Here you will learn what is the formula for volume of cylinder with examples.
Let’s begin –
What is Cylinder ?
Cylinder is a solid which has both of its ends in the form of circle. Its dimensions or sides are defined in the form of the radius of the base (r) and the height (h). A gas cylinder is similar/close approximation of a cylinder.
Also Read : Formula for Surface Area of cylinder – Derivation & Example
Formula for Volume of Cylinder
Volume of a Right Circular Cylinder = \(\pi r^2 h\)
Volume of Hollow Cylinder = \(\pi (R^2 – r^2) h\)
where R is outer radius and r is inner radius of cylinder.
Derivation :
We know that, Volume = base area \(\times\) height
Therefore, Volume of Cylinder = base area \(\times\) height
= \(\pi r^2\) \(\times\) h = \(\pi r^2 h\)

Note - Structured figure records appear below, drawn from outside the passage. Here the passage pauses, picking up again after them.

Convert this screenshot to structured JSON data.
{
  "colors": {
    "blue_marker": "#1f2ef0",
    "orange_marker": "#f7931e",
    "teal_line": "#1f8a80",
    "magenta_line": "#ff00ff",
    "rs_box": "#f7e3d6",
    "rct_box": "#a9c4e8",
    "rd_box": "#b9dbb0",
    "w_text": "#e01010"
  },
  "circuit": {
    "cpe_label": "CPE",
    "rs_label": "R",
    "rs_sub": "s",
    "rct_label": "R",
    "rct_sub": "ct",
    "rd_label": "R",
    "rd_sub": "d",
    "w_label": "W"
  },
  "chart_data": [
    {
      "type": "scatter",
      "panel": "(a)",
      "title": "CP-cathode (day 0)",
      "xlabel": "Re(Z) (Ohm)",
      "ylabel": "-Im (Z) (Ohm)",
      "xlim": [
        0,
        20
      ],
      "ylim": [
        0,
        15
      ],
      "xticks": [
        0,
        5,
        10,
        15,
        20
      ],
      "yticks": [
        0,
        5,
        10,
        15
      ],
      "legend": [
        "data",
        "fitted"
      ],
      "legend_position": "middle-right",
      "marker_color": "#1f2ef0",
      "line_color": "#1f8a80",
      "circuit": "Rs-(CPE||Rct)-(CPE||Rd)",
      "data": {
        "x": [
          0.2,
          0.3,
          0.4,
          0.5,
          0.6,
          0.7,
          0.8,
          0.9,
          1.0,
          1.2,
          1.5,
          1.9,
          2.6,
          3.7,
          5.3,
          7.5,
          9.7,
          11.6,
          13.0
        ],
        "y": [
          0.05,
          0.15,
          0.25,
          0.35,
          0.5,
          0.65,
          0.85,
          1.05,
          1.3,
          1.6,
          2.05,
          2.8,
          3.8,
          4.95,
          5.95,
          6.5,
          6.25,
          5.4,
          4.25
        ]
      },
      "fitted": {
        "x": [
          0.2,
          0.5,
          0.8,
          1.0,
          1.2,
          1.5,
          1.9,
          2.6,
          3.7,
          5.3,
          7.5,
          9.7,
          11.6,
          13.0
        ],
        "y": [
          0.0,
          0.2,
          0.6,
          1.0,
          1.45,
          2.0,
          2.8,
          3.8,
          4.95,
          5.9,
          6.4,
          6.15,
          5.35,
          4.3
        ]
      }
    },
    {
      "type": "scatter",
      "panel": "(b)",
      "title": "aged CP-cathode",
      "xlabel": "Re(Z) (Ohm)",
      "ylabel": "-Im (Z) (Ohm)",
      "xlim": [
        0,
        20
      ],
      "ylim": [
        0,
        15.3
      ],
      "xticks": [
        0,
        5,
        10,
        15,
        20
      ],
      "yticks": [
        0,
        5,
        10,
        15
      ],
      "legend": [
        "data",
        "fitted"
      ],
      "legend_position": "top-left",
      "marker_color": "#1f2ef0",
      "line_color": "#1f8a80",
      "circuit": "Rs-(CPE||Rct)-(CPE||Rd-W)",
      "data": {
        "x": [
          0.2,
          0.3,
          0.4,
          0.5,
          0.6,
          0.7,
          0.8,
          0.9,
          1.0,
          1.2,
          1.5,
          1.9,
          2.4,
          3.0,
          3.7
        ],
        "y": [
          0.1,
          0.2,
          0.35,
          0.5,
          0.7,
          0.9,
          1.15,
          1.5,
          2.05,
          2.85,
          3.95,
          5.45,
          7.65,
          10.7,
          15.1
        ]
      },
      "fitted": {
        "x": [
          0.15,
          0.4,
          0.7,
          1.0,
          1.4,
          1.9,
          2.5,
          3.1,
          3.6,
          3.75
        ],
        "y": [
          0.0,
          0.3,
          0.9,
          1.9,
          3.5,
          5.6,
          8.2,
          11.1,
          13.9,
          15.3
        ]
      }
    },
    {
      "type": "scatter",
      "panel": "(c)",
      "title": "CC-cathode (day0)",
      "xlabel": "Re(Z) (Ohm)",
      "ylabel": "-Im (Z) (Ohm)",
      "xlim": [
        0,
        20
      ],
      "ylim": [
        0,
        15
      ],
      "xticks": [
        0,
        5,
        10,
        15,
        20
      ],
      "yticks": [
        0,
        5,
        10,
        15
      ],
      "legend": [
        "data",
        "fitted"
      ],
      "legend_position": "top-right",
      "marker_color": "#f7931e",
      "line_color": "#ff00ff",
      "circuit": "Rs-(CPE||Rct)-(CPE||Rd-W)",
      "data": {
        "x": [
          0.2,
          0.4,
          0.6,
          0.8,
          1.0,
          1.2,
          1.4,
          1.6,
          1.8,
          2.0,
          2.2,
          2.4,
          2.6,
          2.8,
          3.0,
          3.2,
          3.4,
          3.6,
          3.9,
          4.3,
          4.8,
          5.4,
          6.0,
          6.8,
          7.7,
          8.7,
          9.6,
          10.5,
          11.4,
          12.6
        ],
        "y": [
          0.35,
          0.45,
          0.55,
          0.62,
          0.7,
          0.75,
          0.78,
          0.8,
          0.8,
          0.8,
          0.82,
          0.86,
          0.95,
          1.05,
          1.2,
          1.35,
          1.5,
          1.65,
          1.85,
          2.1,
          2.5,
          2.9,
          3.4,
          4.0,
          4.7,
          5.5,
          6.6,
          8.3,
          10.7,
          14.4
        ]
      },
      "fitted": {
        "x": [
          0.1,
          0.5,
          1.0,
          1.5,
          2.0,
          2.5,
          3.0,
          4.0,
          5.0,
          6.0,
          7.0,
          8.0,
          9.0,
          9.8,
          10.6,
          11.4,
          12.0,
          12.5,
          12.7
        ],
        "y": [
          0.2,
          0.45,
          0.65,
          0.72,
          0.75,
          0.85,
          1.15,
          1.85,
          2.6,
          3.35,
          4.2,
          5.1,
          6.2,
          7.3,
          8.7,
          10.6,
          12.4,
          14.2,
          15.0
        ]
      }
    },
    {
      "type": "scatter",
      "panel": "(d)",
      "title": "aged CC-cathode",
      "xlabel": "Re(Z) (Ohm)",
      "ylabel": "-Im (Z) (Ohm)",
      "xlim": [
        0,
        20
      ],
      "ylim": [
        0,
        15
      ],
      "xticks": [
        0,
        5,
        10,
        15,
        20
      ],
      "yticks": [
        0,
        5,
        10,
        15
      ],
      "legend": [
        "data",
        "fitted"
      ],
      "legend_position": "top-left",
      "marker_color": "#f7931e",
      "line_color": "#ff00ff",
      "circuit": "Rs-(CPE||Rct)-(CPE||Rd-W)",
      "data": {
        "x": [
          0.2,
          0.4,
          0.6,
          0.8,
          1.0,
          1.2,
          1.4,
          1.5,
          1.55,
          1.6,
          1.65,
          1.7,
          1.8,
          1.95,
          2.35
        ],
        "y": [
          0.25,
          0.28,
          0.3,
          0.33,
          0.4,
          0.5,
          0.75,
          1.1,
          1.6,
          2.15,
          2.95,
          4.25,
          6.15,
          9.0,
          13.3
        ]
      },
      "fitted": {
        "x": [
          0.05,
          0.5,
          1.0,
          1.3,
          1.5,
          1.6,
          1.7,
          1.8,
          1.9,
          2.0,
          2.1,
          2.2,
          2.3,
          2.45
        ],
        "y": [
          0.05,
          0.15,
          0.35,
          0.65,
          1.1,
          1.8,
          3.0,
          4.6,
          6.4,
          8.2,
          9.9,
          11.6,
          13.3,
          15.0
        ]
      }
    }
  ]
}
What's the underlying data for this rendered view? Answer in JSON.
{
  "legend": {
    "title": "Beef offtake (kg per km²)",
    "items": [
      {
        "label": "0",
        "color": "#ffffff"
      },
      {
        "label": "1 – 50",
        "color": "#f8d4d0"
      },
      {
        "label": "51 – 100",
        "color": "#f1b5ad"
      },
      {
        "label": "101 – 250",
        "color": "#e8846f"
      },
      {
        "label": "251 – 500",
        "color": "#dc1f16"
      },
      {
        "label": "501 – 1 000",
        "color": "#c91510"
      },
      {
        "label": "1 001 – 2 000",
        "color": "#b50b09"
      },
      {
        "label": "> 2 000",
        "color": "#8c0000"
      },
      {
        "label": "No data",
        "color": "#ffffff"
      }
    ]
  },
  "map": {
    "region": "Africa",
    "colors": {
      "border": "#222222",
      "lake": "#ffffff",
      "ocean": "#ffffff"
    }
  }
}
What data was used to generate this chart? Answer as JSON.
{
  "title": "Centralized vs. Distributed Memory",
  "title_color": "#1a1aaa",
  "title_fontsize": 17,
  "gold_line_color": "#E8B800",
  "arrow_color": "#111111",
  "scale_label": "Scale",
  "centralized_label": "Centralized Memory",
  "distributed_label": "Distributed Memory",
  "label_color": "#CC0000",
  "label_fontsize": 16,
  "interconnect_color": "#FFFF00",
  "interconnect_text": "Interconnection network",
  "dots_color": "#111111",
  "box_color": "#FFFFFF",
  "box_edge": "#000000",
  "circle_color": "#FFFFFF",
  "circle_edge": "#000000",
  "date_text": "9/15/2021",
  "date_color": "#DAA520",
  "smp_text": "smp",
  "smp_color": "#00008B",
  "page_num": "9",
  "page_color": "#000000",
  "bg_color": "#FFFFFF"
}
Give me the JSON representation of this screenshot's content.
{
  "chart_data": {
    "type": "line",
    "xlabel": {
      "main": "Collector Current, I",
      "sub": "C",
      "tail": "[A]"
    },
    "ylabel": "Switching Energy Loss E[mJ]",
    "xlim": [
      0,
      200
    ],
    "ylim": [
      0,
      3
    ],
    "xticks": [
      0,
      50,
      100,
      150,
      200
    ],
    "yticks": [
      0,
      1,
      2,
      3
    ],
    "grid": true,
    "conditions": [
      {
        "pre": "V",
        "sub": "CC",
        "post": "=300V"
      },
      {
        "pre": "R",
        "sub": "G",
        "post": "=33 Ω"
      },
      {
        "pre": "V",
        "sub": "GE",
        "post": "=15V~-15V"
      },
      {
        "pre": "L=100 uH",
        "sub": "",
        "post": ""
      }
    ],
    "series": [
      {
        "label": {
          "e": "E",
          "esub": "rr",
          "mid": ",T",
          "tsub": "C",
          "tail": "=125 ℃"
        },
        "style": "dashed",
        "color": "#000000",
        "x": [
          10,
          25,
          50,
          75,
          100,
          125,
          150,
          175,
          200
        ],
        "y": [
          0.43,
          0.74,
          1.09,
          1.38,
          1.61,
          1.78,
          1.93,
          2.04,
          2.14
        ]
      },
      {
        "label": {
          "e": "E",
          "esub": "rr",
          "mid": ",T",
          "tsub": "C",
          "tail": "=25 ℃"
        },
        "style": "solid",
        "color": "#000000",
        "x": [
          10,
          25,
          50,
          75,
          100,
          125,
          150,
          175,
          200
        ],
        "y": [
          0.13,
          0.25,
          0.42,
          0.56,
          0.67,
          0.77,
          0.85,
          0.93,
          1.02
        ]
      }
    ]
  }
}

Example : Two cylindrical vessels are filled with oil. The radius of one vessel is 15 cm and its height is 25 cm. The radius and height of the other vessel are 10 cm and 18 cm respectively. Find the radius of a cylindral vessel 30 cm in height, which will just contain the oil of the two given vessels.
Solution : Radius of first cylindrical vessel = 15 cm
Volume of first cylindrical vessel = \(\pi r^2 h\) = \(\pi {15}^2 \times 25\) = \(5625 \pi\) \(cm^3\)
Radius of second cylindrical vessel = 10 cm
and its height = 18 cm
Volume of the second cylindrical vessel = \(\pi r^2 h\) = \(\pi {10}^2 \times 18\) = \(1800 \pi\) \(cm^3\)
Height of the third cylindrical vessel = 30 cm
and let its radius = R cm
Its Volume = \(\pi r^2 h\) = \(\pi {R}^2 \times 30\) = \(30 \pi R^2\)
According to Question,
Volume of the first cylindrcal vessel + Volume of the second cylindrical vessel = Volume of the third cylindrical vessel.
\(\implies\) \(5625 \pi\) + \(1800 \pi\) = \(30 \pi R^2\) \(\implies\) \(7425 \pi\) = \(30 \pi R^2\)
\(\implies\) \(R^2\) = \(7425\over 30\) = 247.5
\(\implies\) R = 15.73 cm
Hence, the radius of the required cylinder = 15.73 cm